What struck the nostrils was in fact what would become the distinctive feature of the newborn strain: a smell faithfully reminiscent of cheese, the same one that officially decreed the birth of Cheese marijuana, the same one that became popular in the 90s and represented a real boom: one of the most consumed cannabis strains in the UK, it accompanied the rave scene of the period and then spread widely becoming a must in all countries where it was legalised. In short, Cheese's history of success and unusual aromas is still as popular today as it was then, despite its innate uniqueness, among regular and occasional weed users.

How to grow Cheese-type marijuana

The Cheese marijuana strain, which is as widespread as Skunk and Amnesia Haze, has a high concentration of CBD, while THC is only around 15%. It is 60% Indica genetics hybridized with 40% Sativa. The growth phase lasts about 5 weeks and the flowering period is about 8 weeks when grown indoors. When grown outdoors, harvest is around mid-October.

Cheese Marijuana has an average yield of around 500 grams per square metre and can easily reach two and a half metres in height when grown outdoors. This is a relatively easy genetics to grow, although it needs the right light and space conditions, and in this case can produce buds containing as much as 17% THC.

Extremely hardy, it tolerates fluctuations in humidity rather well, although it is necessary to ensure that temperatures are always between 21 and 26°C. By adopting the appropriate techniques of pruning and bending the branches to reduce the height, it is possible to manage the cultivation easily even within rather small spaces without any particular complications.

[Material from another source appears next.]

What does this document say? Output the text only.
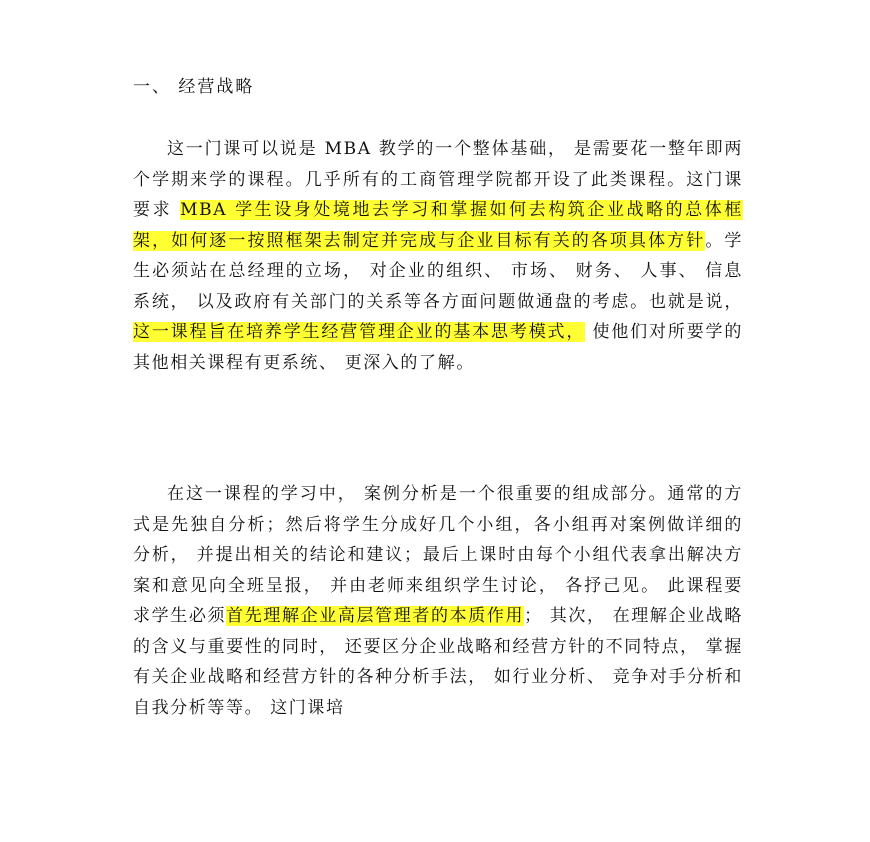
一、 经营战略

这一门课可以说是 MBA 教学的一个整体基础， 是需要花一整年即两个学期来学的课程。几乎所有的工商管理学院都开设了此类课程。这门课要求 MBA 学生设身处境地去学习和掌握如何去构筑企业战略的总体框架，如何逐一按照框架去制定并完成与企业目标有关的各项具体方针。学生必须站在总经理的立场， 对企业的组织、 市场、 财务、 人事、 信息系统， 以及政府有关部门的关系等各方面问题做通盘的考虑。也就是说， 这一课程旨在培养学生经营管理企业的基本思考模式， 使他们对所要学的其他相关课程有更系统、 更深入的了解。

在这一课程的学习中， 案例分析是一个很重要的组成部分。通常的方式是先独自分析；然后将学生分成好几个小组，各小组再对案例做详细的分析， 并提出相关的结论和建议；最后上课时由每个小组代表拿出解决方案和意见向全班呈报， 并由老师来组织学生讨论， 各抒己见。 此课程要求学生必须首先理解企业高层管理者的本质作用； 其次， 在理解企业战略的含义与重要性的同时， 还要区分企业战略和经营方针的不同特点， 掌握有关企业战略和经营方针的各种分析手法， 如行业分析、 竞争对手分析和自我分析等等。 这门课培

Slight defoliation can ensure optimum results and produce a very satisfactory amount of buds.

Cheese can also be grown using the ScrOG (Screen of Green) method, whereby special grids are used to allow the plants to grow on the surface, thus maximising flower production.

However, it is still a species suitable for experienced growers who know how to apply all the necessary precautions in cannabis cultivation, according to the needs and requirements of each plant.